Jika korupsi masih banyak maka hanya ada tiga kemungkinan penyebabnya. Pertama, masih ada masalah dalam regulasi. Kedua, ada masalah dalam pelembagaan demokrasi. Ketiga, budaya antikorupsi belum tumbuh subur dan mapan di tengah masyarakat kita.
Di sisi lain, transparansi dan keterbukaan di era demokrasi seharusnya juga berdampak pada kualitas pejabat publik. Sayangnya dalam praktik yang kerap terjadi, calon pejabat publik bukanlah seseorang yang memiliki kapasitas yang memadai karena merupakan hasil dari politik transaksional.

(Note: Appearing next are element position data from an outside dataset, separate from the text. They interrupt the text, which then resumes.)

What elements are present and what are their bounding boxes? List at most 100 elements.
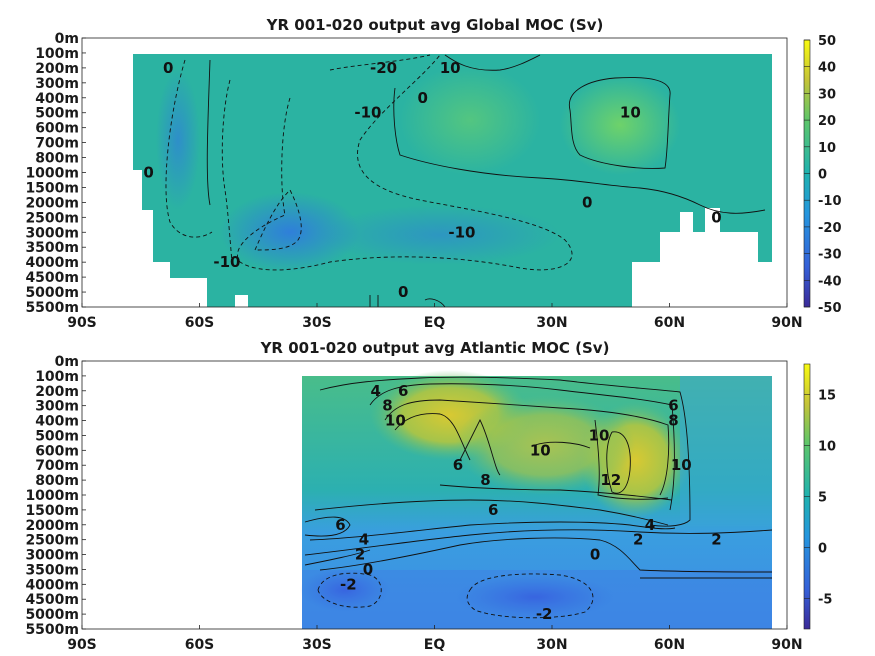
y-tick-label: 2000m (25, 518, 79, 534)
global-colorbar-ticks: 50 40 30 20 10 0 -10 -20 -30 -40 -50 (804, 34, 842, 316)
y-tick-label: 100m (35, 369, 79, 385)
contour-label: 10 (440, 59, 461, 77)
y-tick-label: 1000m (25, 166, 79, 182)
contour-label: -2 (536, 605, 553, 623)
x-tick-label: 30N (536, 637, 567, 653)
y-tick-label: 1500m (25, 503, 79, 519)
y-tick-label: 5000m (25, 607, 79, 623)
x-tick-label: 90S (67, 315, 97, 331)
y-tick-label: 4500m (25, 592, 79, 608)
atlantic-low-west (300, 568, 390, 612)
colorbar-tick-label: -30 (818, 248, 842, 263)
contour-label: 2 (711, 531, 721, 549)
contour-label: -10 (213, 253, 240, 271)
colorbar-tick-label: -10 (818, 194, 842, 209)
colorbar-tick-label: 50 (818, 34, 836, 49)
y-tick-label: 800m (35, 151, 79, 167)
y-tick-label: 2000m (25, 195, 79, 211)
atlantic-chart-title: YR 001-020 output avg Atlantic MOC (Sv) (260, 339, 610, 357)
y-tick-label: 300m (35, 76, 79, 92)
y-tick-label: 200m (35, 384, 79, 400)
contour-label: 10 (385, 412, 406, 430)
contour-label: 8 (480, 471, 490, 489)
contour-label: -20 (370, 59, 397, 77)
colorbar-tick-label: 0 (818, 168, 827, 183)
y-tick-label: 2500m (25, 533, 79, 549)
y-tick-label: 500m (35, 428, 79, 444)
y-tick-label: 4000m (25, 255, 79, 271)
x-tick-label: 60N (654, 637, 685, 653)
y-tick-label: 800m (35, 473, 79, 489)
atlantic-x-axis: 90S 60S 30S EQ 30N 60N 90N (67, 625, 803, 653)
global-north-high (560, 75, 680, 175)
contour-label: -2 (340, 575, 357, 593)
x-tick-label: 60S (185, 315, 215, 331)
atlantic-high-core-mid (455, 395, 635, 495)
global-south-low (156, 70, 200, 210)
colorbar-tick-label: 10 (818, 141, 836, 156)
atlantic-moc-panel: YR 001-020 output avg Atlantic MOC (Sv) (25, 339, 836, 653)
contour-label: 2 (633, 531, 643, 549)
contour-label: 0 (143, 164, 153, 182)
contour-label: 0 (363, 560, 373, 578)
y-tick-label: 1500m (25, 180, 79, 196)
contour-label: -10 (448, 223, 475, 241)
atlantic-low-center (455, 575, 615, 619)
global-deep-low (220, 192, 360, 272)
global-field (133, 54, 772, 307)
atlantic-y-axis: 0m100m200m300m400m500m600m700m800m1000m1… (25, 354, 86, 638)
colorbar-tick-label: -5 (818, 592, 832, 607)
atlantic-north-band (680, 376, 772, 526)
y-tick-label: 0m (55, 354, 79, 370)
x-tick-label: 90N (771, 315, 802, 331)
y-tick-label: 1000m (25, 488, 79, 504)
y-tick-label: 3500m (25, 240, 79, 256)
contour-label: 12 (600, 471, 621, 489)
contour-label: 4 (645, 516, 655, 534)
contour-label: 0 (418, 89, 428, 107)
global-contour-labels: 0 -20 10 -10 0 10 0 0 0 -10 -10 0 (143, 59, 721, 301)
contour-label: 10 (671, 456, 692, 474)
y-tick-label: 4500m (25, 270, 79, 286)
colorbar-tick-label: 5 (818, 491, 827, 506)
contour-label: 6 (335, 516, 345, 534)
x-tick-label: 30N (536, 315, 567, 331)
y-tick-label: 3000m (25, 548, 79, 564)
atlantic-contours (304, 376, 773, 619)
colorbar-tick-label: 10 (818, 440, 836, 455)
colorbar-tick-label: -20 (818, 221, 842, 236)
global-y-axis: 0m100m200m300m400m500m600m700m800m1000m1… (25, 31, 86, 316)
y-tick-label: 5500m (25, 622, 79, 638)
colorbar-tick-label: 30 (818, 87, 836, 102)
y-tick-label: 3000m (25, 225, 79, 241)
y-tick-label: 5500m (25, 300, 79, 316)
contour-label: 4 (359, 531, 369, 549)
y-tick-label: 3500m (25, 562, 79, 578)
colorbar-tick-label: 20 (818, 114, 836, 129)
y-tick-label: 200m (35, 61, 79, 77)
y-tick-label: 300m (35, 399, 79, 415)
global-chart-title: YR 001-020 output avg Global MOC (Sv) (266, 16, 604, 34)
y-tick-label: 0m (55, 31, 79, 47)
y-tick-label: 600m (35, 121, 79, 137)
contour-label: 0 (398, 283, 408, 301)
y-tick-label: 600m (35, 443, 79, 459)
contour-label: 0 (590, 546, 600, 564)
x-tick-label: 30S (302, 315, 332, 331)
contour-label: 4 (371, 382, 381, 400)
x-tick-label: 30S (302, 637, 332, 653)
x-tick-label: 90S (67, 637, 97, 653)
contour-label: 0 (711, 208, 721, 226)
y-tick-label: 500m (35, 106, 79, 122)
global-contours (165, 54, 766, 308)
contour-label: 6 (398, 382, 408, 400)
atlantic-colorbar-ticks: 15 10 5 0 -5 (804, 389, 836, 607)
x-tick-label: 60N (654, 315, 685, 331)
contour-label: 8 (668, 412, 678, 430)
global-deep-low-2 (320, 205, 560, 265)
contour-label: 10 (620, 104, 641, 122)
x-tick-label: EQ (424, 637, 446, 653)
contour-label: 6 (453, 456, 463, 474)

Untuk mendapatkan pemimpin berkualitas, seharusnya tidak ada lagi pilkada, pileg dan pilpres yang membutuhkan ongkos politik yang mahal, sehingga pemimpin yang terpilih tidak tersandera kepentingan pihak lain.
“Selama ini (syarat untuk menjadi pejabat publik) harus ada popularitas, elektabilitas, kapasitas, lalu isi tas. Sekarang dibalik. Isi tas duluan, baru yang lain-lain,” ujarnya.

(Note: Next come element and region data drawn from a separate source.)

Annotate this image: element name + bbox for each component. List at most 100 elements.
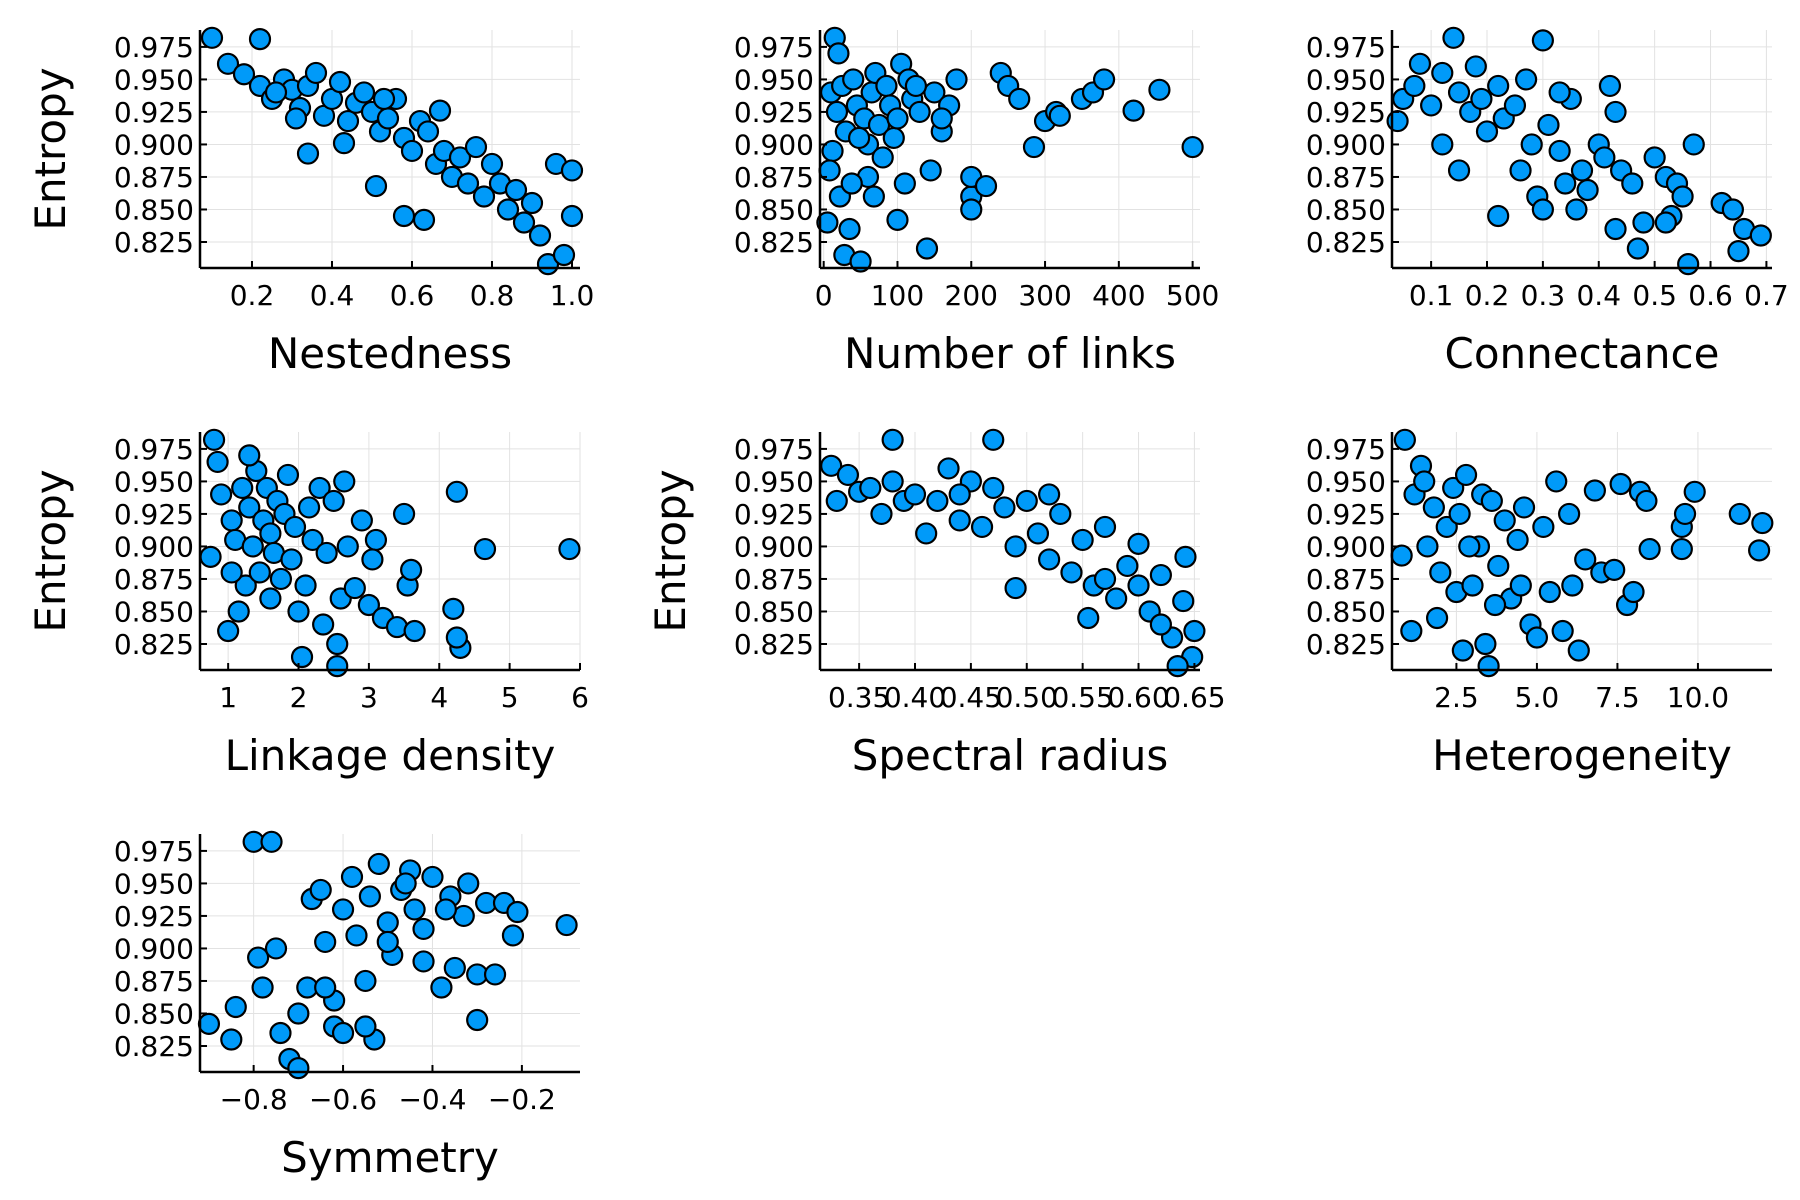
data-point: [220, 509, 243, 532]
data-point: [1093, 515, 1117, 539]
x-axis-title: Nestedness: [268, 329, 512, 378]
data-point: [1403, 74, 1426, 98]
data-point: [241, 535, 264, 558]
data-point: [364, 528, 388, 552]
data-point: [343, 576, 366, 600]
data-point: [400, 139, 424, 163]
data-point: [1677, 252, 1700, 276]
x-tick-label: 0.65: [1163, 681, 1225, 714]
data-point: [331, 898, 355, 921]
y-tick-label: 0.850: [114, 997, 194, 1030]
y-tick-label: 0.975: [734, 31, 814, 64]
data-point: [480, 152, 504, 176]
data-point: [558, 537, 581, 561]
data-point: [512, 211, 536, 234]
data-point: [392, 204, 416, 228]
y-tick-label: 0.850: [114, 193, 194, 226]
data-point: [506, 900, 529, 924]
data-point: [1077, 606, 1100, 630]
y-tick-label: 0.925: [114, 900, 194, 933]
data-point: [445, 480, 468, 503]
data-point: [1093, 567, 1117, 591]
x-tick-label: 5: [501, 681, 519, 714]
data-point: [893, 172, 916, 195]
data-point: [982, 428, 1005, 451]
x-tick-label: 100: [871, 279, 924, 312]
y-tick-label: 0.925: [1306, 96, 1386, 129]
data-point: [1749, 224, 1772, 247]
data-point: [1127, 574, 1150, 597]
data-point: [1477, 654, 1500, 678]
x-tick-label: 0.60: [1107, 681, 1169, 714]
data-point: [930, 107, 953, 130]
data-point: [1683, 480, 1706, 503]
data-point: [870, 502, 893, 526]
data-point: [394, 872, 417, 895]
data-point: [473, 537, 497, 561]
data-point: [227, 600, 250, 623]
data-point: [1429, 561, 1452, 584]
x-axis-title: Linkage density: [225, 731, 556, 780]
data-point: [1609, 472, 1632, 496]
data-point: [1105, 587, 1128, 610]
y-tick-label: 0.875: [734, 563, 814, 596]
data-point: [1451, 639, 1474, 662]
data-point: [948, 483, 971, 506]
data-point: [1483, 593, 1507, 617]
data-point: [403, 898, 426, 921]
y-tick-label: 0.875: [1306, 563, 1386, 596]
x-tick-label: 0.6: [390, 279, 435, 312]
x-tick-label: 0.2: [230, 279, 275, 312]
data-point: [842, 68, 865, 91]
data-point: [287, 1002, 310, 1025]
data-point: [403, 619, 426, 643]
data-point: [1480, 489, 1503, 513]
data-point: [1509, 159, 1532, 182]
y-tick-label: 0.950: [1306, 465, 1386, 498]
data-point: [294, 574, 317, 597]
data-point: [350, 509, 373, 532]
data-point: [276, 463, 300, 487]
data-point: [1183, 619, 1206, 643]
data-point: [259, 522, 282, 545]
data-point: [1060, 561, 1083, 584]
data-point: [326, 654, 349, 678]
data-point: [216, 52, 240, 75]
data-point: [336, 109, 360, 133]
x-tick-label: 5.0: [1515, 681, 1560, 714]
data-point: [1413, 470, 1436, 493]
data-point: [528, 224, 552, 247]
data-point: [993, 496, 1016, 519]
data-point: [1004, 535, 1027, 558]
data-point: [1604, 100, 1627, 124]
data-point: [1422, 496, 1445, 519]
data-point: [238, 444, 261, 467]
data-point: [1565, 198, 1588, 221]
data-point: [1431, 133, 1454, 156]
data-point: [560, 159, 584, 182]
data-point: [416, 120, 440, 143]
x-tick-label: 2.5: [1434, 681, 1479, 714]
data-point: [231, 476, 254, 500]
data-point: [504, 178, 528, 202]
data-point: [1626, 237, 1649, 260]
data-point: [1561, 574, 1584, 597]
data-point: [199, 545, 222, 568]
data-point: [1551, 619, 1574, 643]
data-point: [1643, 146, 1666, 169]
y-tick-label: 0.875: [114, 563, 194, 596]
data-point: [1670, 537, 1693, 561]
data-point: [871, 146, 894, 169]
data-point: [1008, 87, 1031, 111]
data-point: [1654, 211, 1677, 234]
data-point: [825, 100, 849, 124]
data-point: [1512, 496, 1536, 519]
data-point: [220, 1028, 243, 1051]
y-tick-label: 0.925: [114, 96, 194, 129]
data-point: [400, 558, 423, 581]
data-point: [919, 159, 942, 182]
data-point: [364, 174, 388, 198]
data-point: [881, 470, 904, 493]
x-tick-label: 300: [1018, 279, 1071, 312]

“Kita ingin pilkada, pileg, pilpres, nol threshold-nya. Tidak boleh ada. Bukan hanya threshold yang nol persen, biaya politik juga harus nol rupiah,” kata dia lagi.

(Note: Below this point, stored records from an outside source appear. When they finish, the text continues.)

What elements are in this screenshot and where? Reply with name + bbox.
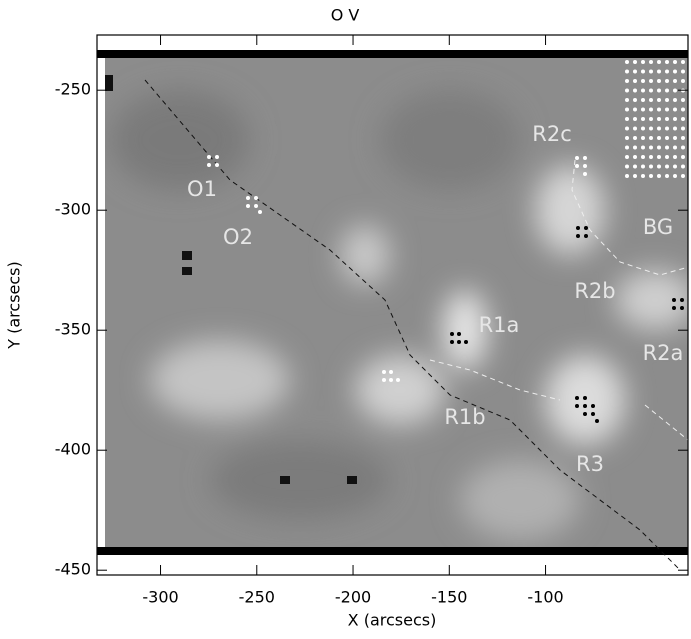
x-tick-label: -300 (142, 588, 178, 607)
y-tick-label: -300 (55, 200, 91, 219)
region-label: BG (643, 215, 673, 239)
region-label: R2c (532, 122, 572, 146)
x-tick-label: -150 (431, 588, 467, 607)
x-tick-label: -100 (527, 588, 563, 607)
plot-frame (96, 34, 689, 576)
y-axis-label: Y (arcsecs) (5, 261, 24, 349)
region-label: R2a (643, 341, 684, 365)
chart-title: O V (331, 6, 360, 25)
x-tick-label: -200 (335, 588, 371, 607)
region-label: R3 (576, 452, 604, 476)
y-tick-label: -400 (55, 440, 91, 459)
intensity-map (105, 57, 688, 547)
y-tick-label: -450 (55, 560, 91, 579)
region-label: R1a (479, 313, 520, 337)
x-tick-label: -250 (239, 588, 275, 607)
y-tick-label: -250 (55, 80, 91, 99)
x-axis-label: X (arcsecs) (348, 611, 437, 630)
region-label: O2 (223, 225, 253, 249)
region-label: O1 (187, 177, 217, 201)
region-label: R2b (574, 279, 615, 303)
y-tick-label: -350 (55, 320, 91, 339)
region-label: R1b (444, 405, 485, 429)
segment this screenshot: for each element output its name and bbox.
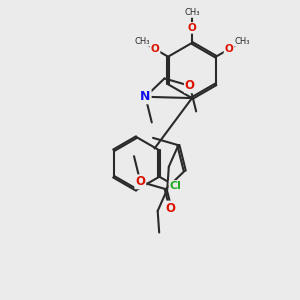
Text: CH₃: CH₃ [134,37,150,46]
Text: O: O [151,44,160,54]
Text: CH₃: CH₃ [234,37,250,46]
Text: O: O [224,44,233,54]
Text: Cl: Cl [169,181,181,191]
Text: CH₃: CH₃ [184,8,200,17]
Text: O: O [165,202,176,214]
Text: N: N [140,90,151,103]
Text: O: O [185,79,195,92]
Text: O: O [135,175,145,188]
Text: O: O [188,23,196,33]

Pada bagian lain, Firli Bahuri kembali mengingatkan, upaya memberantas korupsi di tanah air bagai orkestrasi yang melibatkan semua sistem.
Itulah sebabnya, laporan Firli Bahuri kepada Presiden Joko Widodo dalam rangka peringatan Hakordis 2021 di Gedung KPK yang diselenggarakan Kamis pagi (9/12) diberi judul “Satu Padu Bangun Budaya Anti Korupsi.”
“Kita bisa melepas jerat korupsi yang melilit negara dan bangsa ini dengan orkestra sistem integritas nasional. Kita bersatu padu membangun budaya anti korupsi,” ujarnya sambil menambahkan bahwa okestrasi itu dipimpin oleh Presiden RI.